Richard Kolesnick, MD

[Enlarge Image] Upstream Signaling by Ceramide

The Laboratory of Signal Transduction focuses on the role of sphingolipid signaling as a stress response. In this pathway, generation of the second messenger ceramide in response to diverse environmental and pharmacologic stresses (heat, ionizing radiation, ultraviolet light, chemotherapeutic agents, oxidative challenges, etc.) occurs either by degradation of sphingomyelin or by de novo synthesis. The quality and/or quantity of the ceramide response, in combination with other signals, determines whether adaptation or apoptosis ensues. This pathway is evolutionarily conserved and is obligate for the heat shock response in yeast.

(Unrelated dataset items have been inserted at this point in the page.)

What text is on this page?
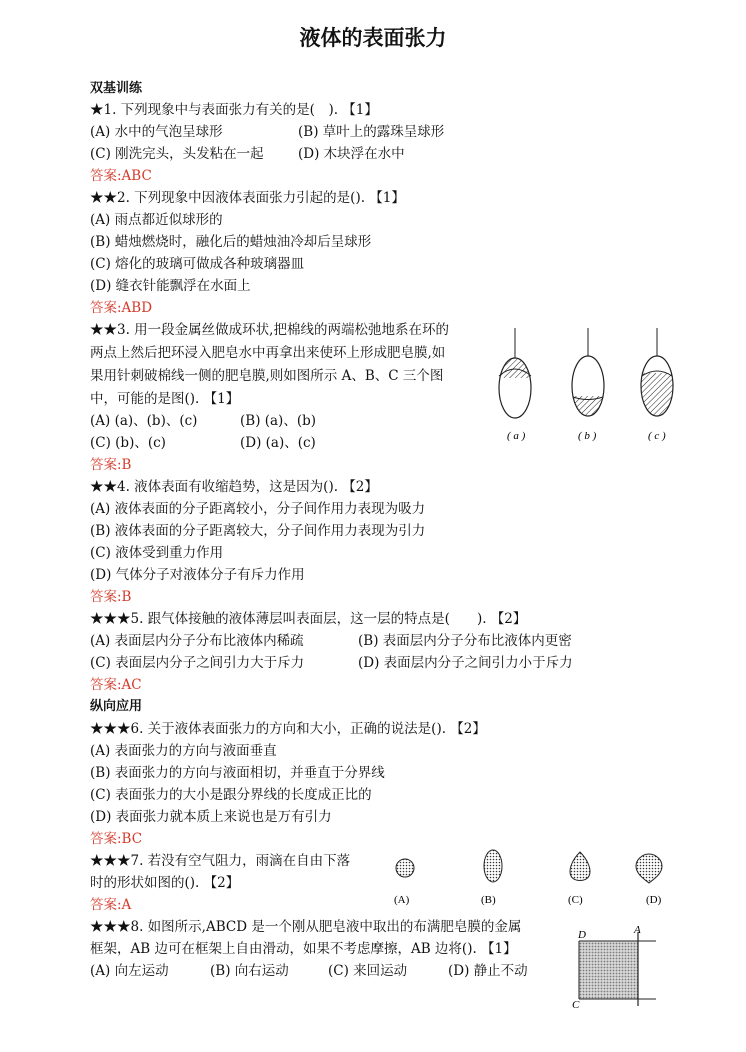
液体的表面张力
双基训练
★1. 下列现象中与表面张力有关的是(　). 【1】
(A) 水中的气泡呈球形	(B) 草叶上的露珠呈球形
(C) 刚洗完头，头发粘在一起	(D) 木块浮在水中
答案:ABC
★★2. 下列现象中因液体表面张力引起的是(). 【1】
(A) 雨点都近似球形的
(B) 蜡烛燃烧时，融化后的蜡烛油冷却后呈球形
(C) 熔化的玻璃可做成各种玻璃器皿
(D) 缝衣针能飘浮在水面上
答案:ABD
★★3. 用一段金属丝做成环状,把棉线的两端松弛地系在环的
两点上然后把环浸入肥皂水中再拿出来使环上形成肥皂膜,如
果用针刺破棉线一侧的肥皂膜,则如图所示 A、B、C 三个图
中，可能的是图(). 【1】
(A) (a)、(b)、(c)	(B) (a)、(b)
(C) (b)、(c)	(D) (a)、(c)
答案:B
( a )	( b )	( c )
★★4. 液体表面有收缩趋势，这是因为(). 【2】
(A) 液体表面的分子距离较小，分子间作用力表现为吸力
(B) 液体表面的分子距离较大，分子间作用力表现为引力
(C) 液体受到重力作用
(D) 气体分子对液体分子有斥力作用
答案:B
★★★5. 跟气体接触的液体薄层叫表面层，这一层的特点是(　　). 【2】
(A) 表面层内分子分布比液体内稀疏	(B) 表面层内分子分布比液体内更密
(C) 表面层内分子之间引力大于斥力	(D) 表面层内分子之间引力小于斥力
答案:AC
纵向应用
★★★6. 关于液体表面张力的方向和大小，正确的说法是(). 【2】
(A) 表面张力的方向与液面垂直
(B) 表面张力的方向与液面相切，并垂直于分界线
(C) 表面张力的大小是跟分界线的长度成正比的
(D) 表面张力就本质上来说也是万有引力
答案:BC
★★★7. 若没有空气阻力，雨滴在自由下落
时的形状如图的(). 【2】
答案:A	(A)	(B)	(C)	(D)
★★★8. 如图所示,ABCD 是一个刚从肥皂液中取出的布满肥皂膜的金属
框架，AB 边可在框架上自由滑动，如果不考虑摩擦，AB 边将(). 【1】
(A) 向左运动	(B) 向右运动	(C) 来回运动	(D) 静止不动
D	A
C
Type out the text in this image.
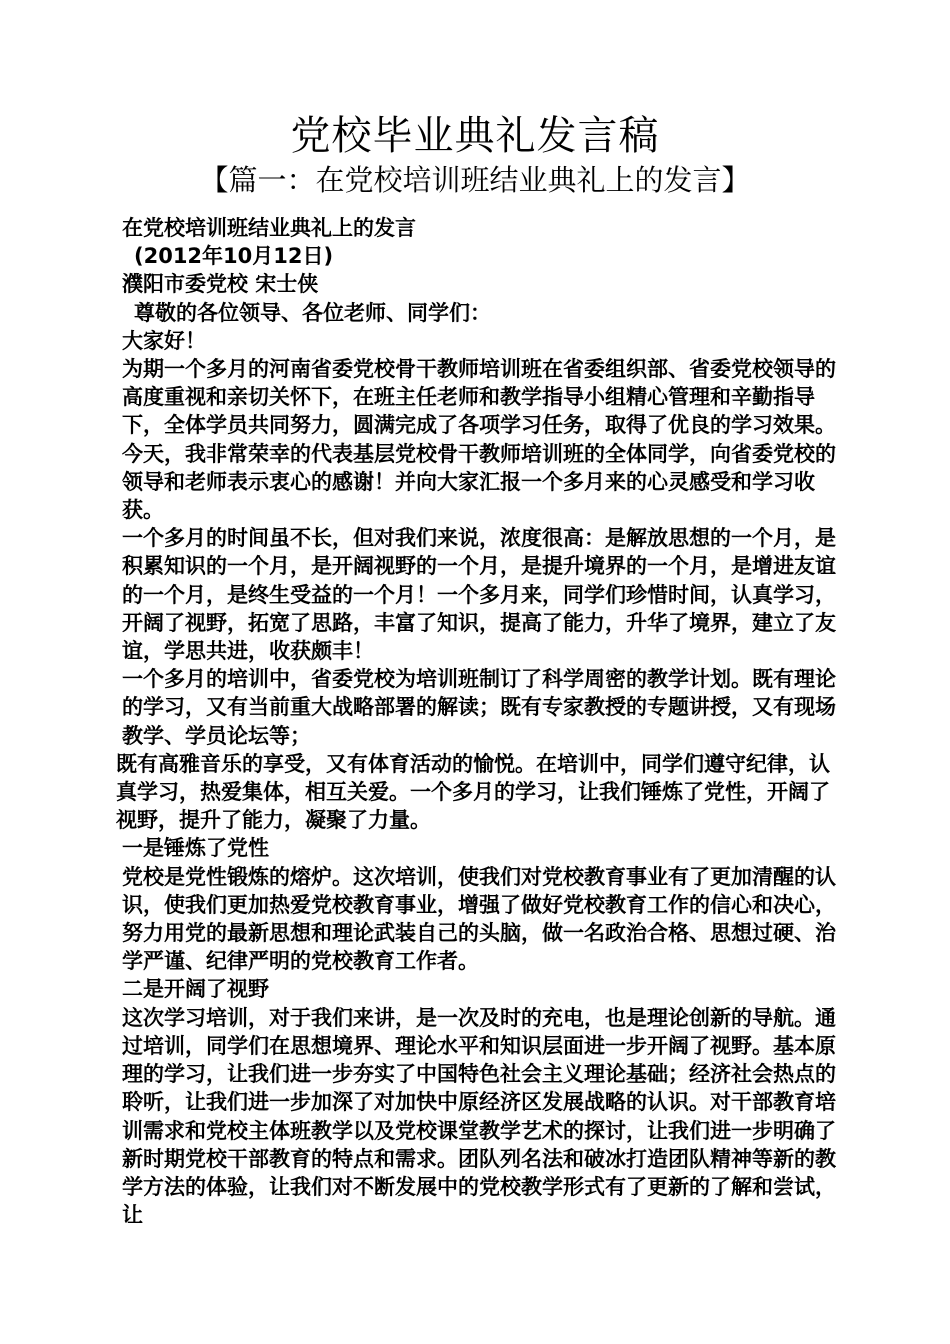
党校毕业典礼发言稿
【篇一：在党校培训班结业典礼上的发言】

在党校培训班结业典礼上的发言

(2012年10月12日)

濮阳市委党校 宋士侠

尊敬的各位领导、各位老师、同学们：

大家好！

为期一个多月的河南省委党校骨干教师培训班在省委组织部、省委党校领导的高度重视和亲切关怀下，在班主任老师和教学指导小组精心管理和辛勤指导下，全体学员共同努力，圆满完成了各项学习任务，取得了优良的学习效果。 今天，我非常荣幸的代表基层党校骨干教师培训班的全体同学，向省委党校的领导和老师表示衷心的感谢！并向大家汇报一个多月来的心灵感受和学习收获。

一个多月的时间虽不长，但对我们来说，浓度很高：是解放思想的一个月，是积累知识的一个月，是开阔视野的一个月，是提升境界的一个月，是增进友谊的一个月，是终生受益的一个月！一个多月来，同学们珍惜时间，认真学习，开阔了视野，拓宽了思路，丰富了知识，提高了能力，升华了境界，建立了友谊，学思共进，收获颇丰！

一个多月的培训中，省委党校为培训班制订了科学周密的教学计划。既有理论的学习，又有当前重大战略部署的解读；既有专家教授的专题讲授，又有现场教学、学员论坛等；

既有高雅音乐的享受，又有体育活动的愉悦。在培训中，同学们遵守纪律，认真学习，热爱集体，相互关爱。一个多月的学习，让我们锤炼了党性，开阔了视野，提升了能力，凝聚了力量。

一是锤炼了党性

党校是党性锻炼的熔炉。这次培训，使我们对党校教育事业有了更加清醒的认识，使我们更加热爱党校教育事业，增强了做好党校教育工作的信心和决心，努力用党的最新思想和理论武装自己的头脑，做一名政治合格、思想过硬、治学严谨、纪律严明的党校教育工作者。

二是开阔了视野

这次学习培训，对于我们来讲，是一次及时的充电，也是理论创新的导航。通过培训，同学们在思想境界、理论水平和知识层面进一步开阔了视野。基本原理的学习，让我们进一步夯实了中国特色社会主义理论基础；经济社会热点的聆听，让我们进一步加深了对加快中原经济区发展战略的认识。对干部教育培训需求和党校主体班教学以及党校课堂教学艺术的探讨，让我们进一步明确了新时期党校干部教育的特点和需求。团队列名法和破冰打造团队精神等新的教学方法的体验，让我们对不断发展中的党校教学形式有了更新的了解和尝试，让
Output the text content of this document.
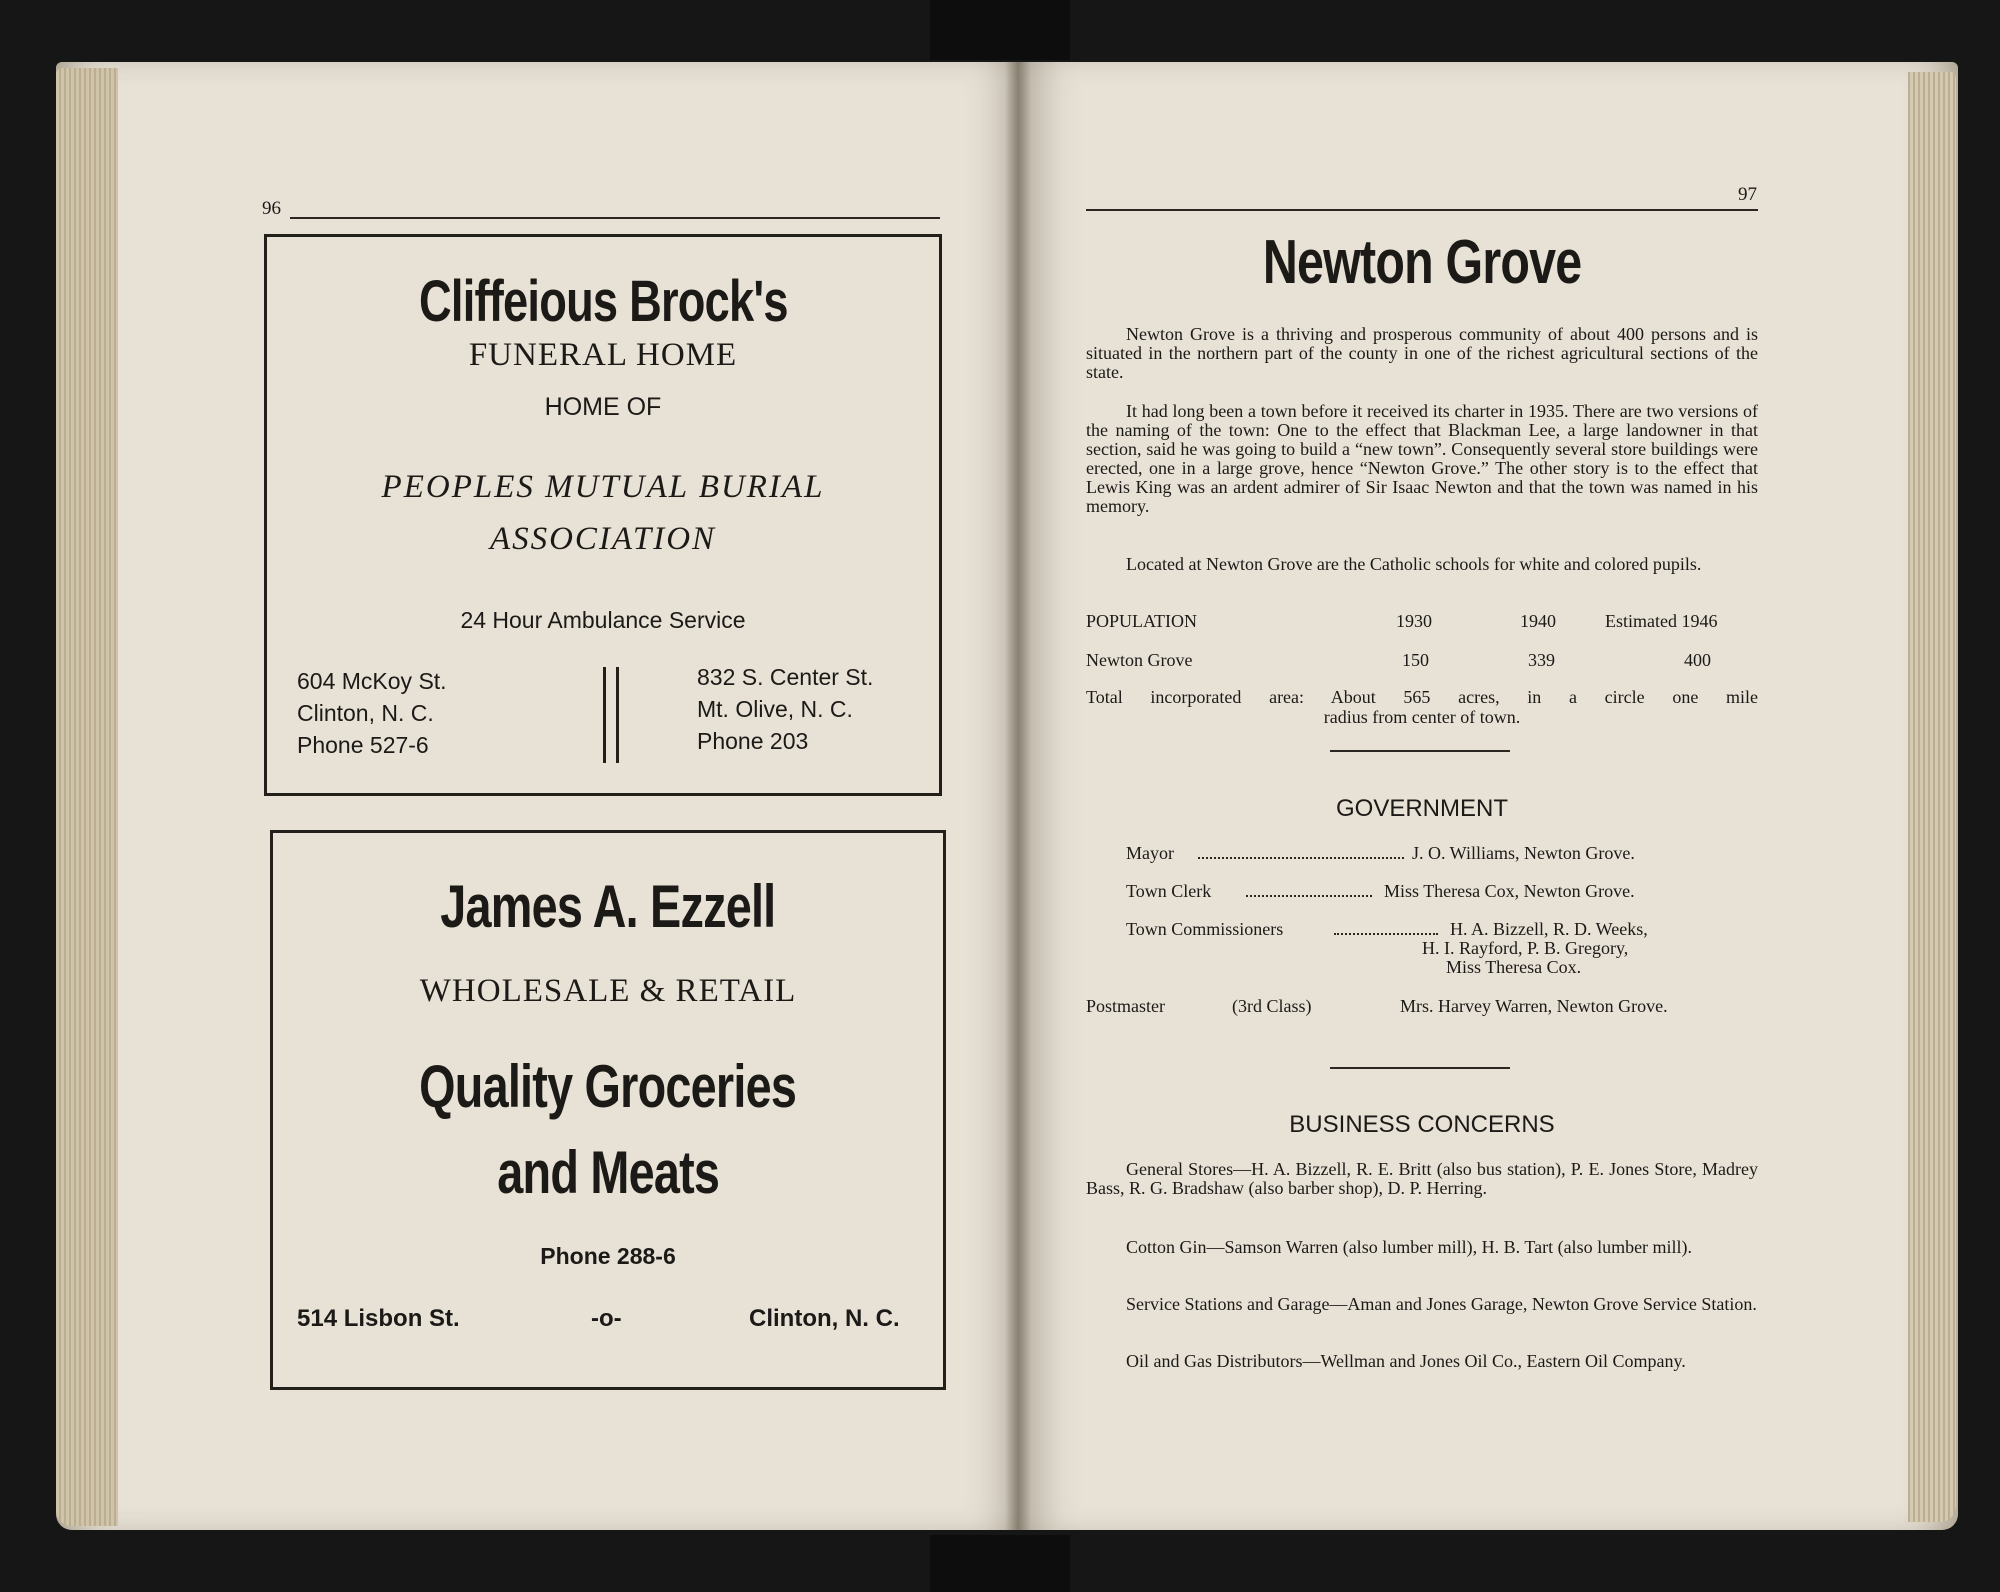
96
Cliffeious Brock's
FUNERAL HOME
HOME OF
PEOPLES MUTUAL BURIAL
ASSOCIATION
24 Hour Ambulance Service
604 McKoy St.
Clinton, N. C.
Phone 527-6
832 S. Center St.
Mt. Olive, N. C.
Phone 203
James A. Ezzell
WHOLESALE & RETAIL
Quality Groceries
and Meats
Phone 288-6
514 Lisbon St.	-o-	Clinton, N. C.
97
Newton Grove
Newton Grove is a thriving and prosperous community of about 400 persons and is situated in the northern part of the county in one of the richest agricultural sections of the state.
It had long been a town before it received its charter in 1935. There are two versions of the naming of the town: One to the effect that Blackman Lee, a large landowner in that section, said he was going to build a “new town”. Consequently several store buildings were erected, one in a large grove, hence “Newton Grove.” The other story is to the effect that Lewis King was an ardent admirer of Sir Isaac Newton and that the town was named in his memory.
Located at Newton Grove are the Catholic schools for white and colored pupils.
POPULATION	1930	1940	Estimated 1946
Newton Grove	150	339	400
Total incorporated area: About 565 acres, in a circle one mile
radius from center of town.
GOVERNMENT
Mayor	J. O. Williams, Newton Grove.
Town Clerk	Miss Theresa Cox, Newton Grove.
Town Commissioners	H. A. Bizzell, R. D. Weeks,
H. I. Rayford, P. B. Gregory,
Miss Theresa Cox.
Postmaster	(3rd Class)	Mrs. Harvey Warren, Newton Grove.
BUSINESS CONCERNS
General Stores—H. A. Bizzell, R. E. Britt (also bus station), P. E. Jones Store, Madrey Bass, R. G. Bradshaw (also barber shop), D. P. Herring.
Cotton Gin—Samson Warren (also lumber mill), H. B. Tart (also lumber mill).
Service Stations and Garage—Aman and Jones Garage, Newton Grove Service Station.
Oil and Gas Distributors—Wellman and Jones Oil Co., Eastern Oil Company.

Our program uses a multidisciplinary approach involving genetics, biochemistry, and cell biology to address these issues. Knockouts of relevant genes are generated in mice and concomitantly in the nematode Caenorhabditis elegans. Studies in C. elegans provide information regarding the molecular ordering of ceramide signaling during stress and development; whereas studies in mice provide information of tissue/organ distribution of ceramide effects. The goal of these studies is to determine under what conditions the ceramide signal is involved in normal physiology and in pathophysiology of disease; when and where this pathway is important pharmacologically; and the development of lipid agents to suppress or enhance signaling through this system in vivo. Evidence to date suggests that the sphingomyelin pathway is critical for ionizing radiation-induced death of oocytes and endothelium, and serves as an important co-signal for Fas-induced death of hepatocytes.